Data: 14 lutego 2008
Miejsce: Dom kultury Jędruś
Krakowska Grupa Larpowa snem zimowym nie sypia i z tego prostego powodu w minionym tygodniu odbył się kolejny z zapowiadanych LARPów. Tym razem nasi larpowicze przenieśli się do Rokuganu - świata znanego z gry RPG - Legendy Pięciu Kręgów. Do tego LARP był już niegdyś prowadzony przez KGL, a było to na Telepie 2008, zeszłorocznym krakowskim konwencie. Relacje z tamtego wydarzenia oczywiście znajdziecie tutaj - jakby ktoś chciał sobie porównać.

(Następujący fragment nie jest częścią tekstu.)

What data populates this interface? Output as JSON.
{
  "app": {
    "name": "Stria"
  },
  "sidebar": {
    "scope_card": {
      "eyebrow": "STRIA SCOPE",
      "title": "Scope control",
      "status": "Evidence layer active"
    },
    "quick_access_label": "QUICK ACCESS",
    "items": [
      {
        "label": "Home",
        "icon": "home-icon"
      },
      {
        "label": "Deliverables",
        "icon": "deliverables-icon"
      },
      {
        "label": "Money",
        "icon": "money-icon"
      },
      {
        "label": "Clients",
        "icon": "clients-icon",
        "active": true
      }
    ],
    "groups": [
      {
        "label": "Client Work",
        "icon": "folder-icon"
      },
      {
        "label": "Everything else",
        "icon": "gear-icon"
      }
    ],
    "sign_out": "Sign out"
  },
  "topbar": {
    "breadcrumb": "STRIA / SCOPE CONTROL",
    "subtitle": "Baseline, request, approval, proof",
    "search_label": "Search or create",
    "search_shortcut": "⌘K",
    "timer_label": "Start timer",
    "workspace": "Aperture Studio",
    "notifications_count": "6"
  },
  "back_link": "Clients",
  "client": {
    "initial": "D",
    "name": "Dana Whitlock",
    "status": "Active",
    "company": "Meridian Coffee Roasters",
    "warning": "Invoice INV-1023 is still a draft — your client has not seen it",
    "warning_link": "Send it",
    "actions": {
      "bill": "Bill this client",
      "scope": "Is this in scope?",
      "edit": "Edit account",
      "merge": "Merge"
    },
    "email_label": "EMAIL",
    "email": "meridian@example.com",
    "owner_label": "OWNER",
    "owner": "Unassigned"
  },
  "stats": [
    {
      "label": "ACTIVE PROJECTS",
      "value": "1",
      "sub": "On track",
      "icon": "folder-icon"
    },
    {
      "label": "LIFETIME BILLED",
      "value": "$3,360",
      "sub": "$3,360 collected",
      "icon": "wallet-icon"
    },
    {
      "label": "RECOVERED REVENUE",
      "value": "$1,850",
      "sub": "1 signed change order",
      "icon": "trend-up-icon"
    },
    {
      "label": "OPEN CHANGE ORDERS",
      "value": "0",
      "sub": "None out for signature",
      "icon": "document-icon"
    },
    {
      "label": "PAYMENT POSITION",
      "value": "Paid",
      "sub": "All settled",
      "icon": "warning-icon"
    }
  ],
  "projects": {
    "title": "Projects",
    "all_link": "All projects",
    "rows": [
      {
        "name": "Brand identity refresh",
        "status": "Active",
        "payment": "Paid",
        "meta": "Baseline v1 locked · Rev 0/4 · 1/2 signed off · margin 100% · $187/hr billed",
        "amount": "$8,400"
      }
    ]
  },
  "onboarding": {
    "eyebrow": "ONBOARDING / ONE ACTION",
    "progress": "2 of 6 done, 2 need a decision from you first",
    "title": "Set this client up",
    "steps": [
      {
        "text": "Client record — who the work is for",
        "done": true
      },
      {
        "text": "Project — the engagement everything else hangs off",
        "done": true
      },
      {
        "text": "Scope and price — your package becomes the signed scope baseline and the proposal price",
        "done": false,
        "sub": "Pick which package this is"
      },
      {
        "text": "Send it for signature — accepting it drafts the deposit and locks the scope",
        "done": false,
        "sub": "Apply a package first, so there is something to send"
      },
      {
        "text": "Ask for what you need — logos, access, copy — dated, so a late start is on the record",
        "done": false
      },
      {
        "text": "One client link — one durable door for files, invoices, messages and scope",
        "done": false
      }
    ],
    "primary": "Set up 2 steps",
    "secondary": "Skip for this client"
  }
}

Na początek krótko przypomnę o co chodziło w scenariuszu. Daymio rodziny Daidoji, z klanu Żurawia posiadał jedyną córkę - Seyko. Będąc zatroskany o jej losy (i pozycję swojego rodu) postanowił wydać tradycyjny turniej na którym miał zostać wyłoniony najgodniejszy samurai i tym samym kandydat na małżonka. Co prawda w turnieju brały też udział samuraj-ko, lecz dla nich nagrodą była sława pośród zebranych. Całość miała miejsce na dworze Daymio Daidoji (w tej roli Ertai), a prócz niego o przebieg turnieju dbało dwóch wiernych sługów: Daidoji Nobei - mistrz ceremonii i yojimbo (w tej roli moja skromna osoba), oraz Shosuro Hetomi - mistrzyni ceremonii (Meg). Splendoru wystawnemu dworowi dodawała obecność dwórki z rodu Kakita (Kot) oraz gejszy (Chinka). Nie można w tym wyliczeniu pominąć najważniejszej osoby, czyli Daidoji Seyko - córki daymio na wydaniu (w tej roli Wolfi).
LARP wystartował ze sporym opóźnieniem, z uwagi na słabe samopoczucie głównego MG (co zostaje mu wybaczone ;) i problemy z dojazdem. Gdy wreszcie już wszyscy gracze byli obecni mogliśmy zacząć grę. Zaczęło się podobnie jak ostatnim razem - od prezentacji i powitania przybyłych przedstawicieli wszystkich klanów. Po części oficjalnej goście mogli rozpocząć ucztowanie, a gracze wykonywanie swoich zadań. LARP, podobnie jak jego poprzednia edycja na Telepie, nieco różnił się od innych. Scenariusz nie był skonstruowany na zasadzie różnych zadań dla poszczególnych graczy. Zamiast tego wszyscy grający mieli jeden cel - zdobyć rękę Daidoji Seyko (córki daymio) i rzecz jasne przeszkodzić w tym innym kandydatom. Do tego celu mogli wykorzystywać specjalne zdolności swoich klanów, oraz losowane przed rozpoczęciem gry przedmioty i szantaże (których można było użyć przeciwko innym graczom, lub dla zwiększenia własnej Chwały). Słowem z założenia każdy turniej może być niepowtarzalny, gdyż mamy element losowy, stąd zresztą decyzja o ponownym rozegraniu tego samego LARPa.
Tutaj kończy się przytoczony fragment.